Réponse avec la théorie des valeurs extrêmes, expliquée par les mathématiciennes de l’Institut Camille Jordan Anne-Laure Fougère et Cécile Mercadier.
Le changement climatique est-il réel ? Les cyclones sont-ils de plus en plus nombreux ? En présence d’une nouvelle tempête du type Xynthia, quels devraient être les niveaux déclenchant une alerte ? Pourrait-on revivre avant dix ans une canicule comme celle de 2003 ? Les questions liées aux risques environnementaux sont nombreuses. Outre les pertes humaines redoutées, elles impliquent des enjeux économiques, migratoires ou sociétaux considérables et qui doivent être anticipés.
Comment étudier ce qu’on n’a jamais vu ?
Ces risques ont une caractéristique principale : la rareté. Or, pour qu’une étude statistique soit pertinente, la condition sine qua non est précisément de disposer de beaucoup de données. Les événements rares, par nature peu observés, posent donc une difficulté statistique immédiate. La théorie des valeurs extrêmes est une des voies empruntées pour faire face au manque d’observations. Au coeur des probabilités et de la statistique, cette thématique mathématique a pour but de proposer de nouveaux modèles probabilistes pouvant représenter les valeurs extrêmes d’un phénomène. Elle offre la possibilité de tester l’adéquation des données étudiées au modèle proposé, d’évaluer statistiquement les réponses apportées par ces modèles et de comparer l’efficacité de différentes procédures.

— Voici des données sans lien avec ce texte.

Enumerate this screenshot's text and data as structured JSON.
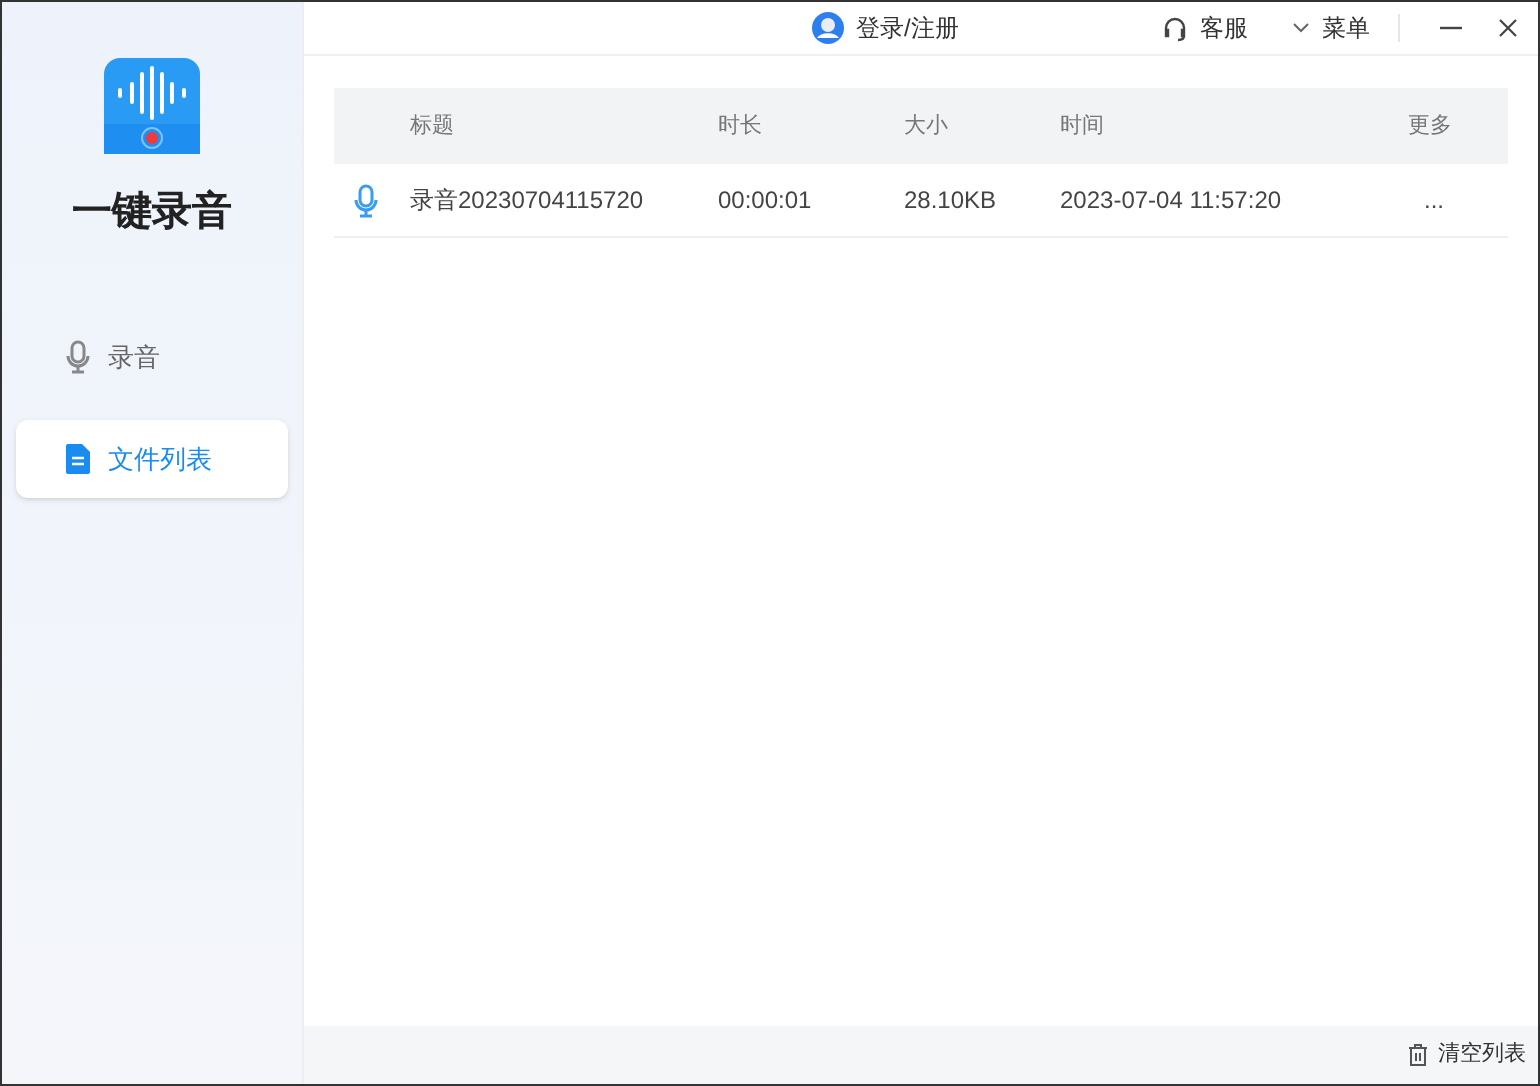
{
  "app": {
    "name": "一键录音"
  },
  "sidebar": {
    "items": [
      {
        "label": "录音",
        "kind": "mic",
        "selected": false
      },
      {
        "label": "文件列表",
        "kind": "file",
        "selected": true
      }
    ]
  },
  "top_bar": {
    "login": "登录/注册",
    "service": "客服",
    "menu": "菜单"
  },
  "table": {
    "columns": [
      "标题",
      "时长",
      "大小",
      "时间",
      "更多"
    ],
    "rows": [
      {
        "title": "录音20230704115720",
        "duration": "00:00:01",
        "size": "28.10KB",
        "time": "2023-07-04 11:57:20",
        "more": "..."
      }
    ]
  },
  "footer": {
    "clear": "清空列表"
  }
}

Les risques environnementaux peuvent être quantifiés : probabilité qu’un événement catastrophique se produise, fréquence moyenne d’apparition pendant un siècle ou une décennie… La difficulté pour définir ou estimer ces indices ? Être au plus près de la réalité. Les phénomènes à étudier sont en effet d’une grande complexité.
Le défi : représenter mathématiquement la réalité
Ils impliquent de très nombreuses variables, dépendant pour la plupart de la localisation, du temps et d’une multitude d’autres facteurs : la température, le débit d’une rivière, le cumul journalier de précipitations… Une des ambitions partagées par les chercheurs aujourd’hui est par exemple d’intégrer la dépendance temporelle et/ou spatiale, sans transformer les modèles en “usines à gaz” d’une complexité telle que l’on ne voie plus ni quels sont les ingrédients mathématiques essentiels, ni comment étudier la qualité de ces modèles.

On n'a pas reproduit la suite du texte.